Komunyakaa has long been fascinated by and acknowledged for his interest in the fusion of poetry and music. With poet and jazz saxophonist Sascha Feinstein, for example, Komunyakaa edited two volumes of The Jazz Poetry Anthology (1991 and 1996), and many of his own poems have been incorporated in larger musical compositions, such as Fire Water Paper: A Vietnam Oratorio, composed by Elliot Goldenthal in 1995 and featuring two poems from Dien Cai Dau.
Komunyakaa’s own poems are often filled with musical allusions or shaped like musical compositions.
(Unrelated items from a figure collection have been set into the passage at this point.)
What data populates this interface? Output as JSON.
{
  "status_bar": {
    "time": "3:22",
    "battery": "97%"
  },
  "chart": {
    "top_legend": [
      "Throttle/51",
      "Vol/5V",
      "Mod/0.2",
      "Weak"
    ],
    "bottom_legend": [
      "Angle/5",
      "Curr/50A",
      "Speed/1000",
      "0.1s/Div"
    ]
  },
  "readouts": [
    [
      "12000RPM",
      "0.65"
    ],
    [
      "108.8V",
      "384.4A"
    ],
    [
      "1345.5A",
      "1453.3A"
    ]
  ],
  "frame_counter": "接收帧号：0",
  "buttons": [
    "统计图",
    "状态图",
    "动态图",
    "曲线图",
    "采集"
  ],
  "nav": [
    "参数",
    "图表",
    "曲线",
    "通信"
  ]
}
In the latter regard, critics have noted the poet’s use of short lines whose rhythm is often unbalanced, a condition reminiscent of syncopated jazz riffs. Good examples of the poet’s style can be found in the thirteen poems that he expressly wrote as song lyrics for a collaboration with American jazz vocalist Pamela Knowles. Between 1995, when he met Knowles at a jazz festival in Australia, and 2000, when the recording Thirteen Kinds of Desire was released, Komunyakaa penned thirteen pieces whose “jagged symmetry” he felt would translate effectively into song.
A representative selection, one reprinted in Komunyakaa’s Blue Notes: Essays, Interviews, and Commentaries (1999), is “New Blues,” which begins with the stanza: “We are hurting/ We are dying/ For a new blues/ One that doesn’t rhyme/ With worn-out shoes.” This desire to produce updated lyrics for an old musical style rooted in the imagery of farm labor and urban poverty Komunyakaa himself satisfies with reference to problematic contemporary issues, such as the power of multinational corporations, the threat of computer viruses, and the homogenizing pervasiveness of pop-culture icons such as Batman. The poem is a good example of the poet’s characteristic tendency to merge levels of diction, formal and informal, and periods, past and present, to create a “nouveau blues/ To underline/ What’s left behind.”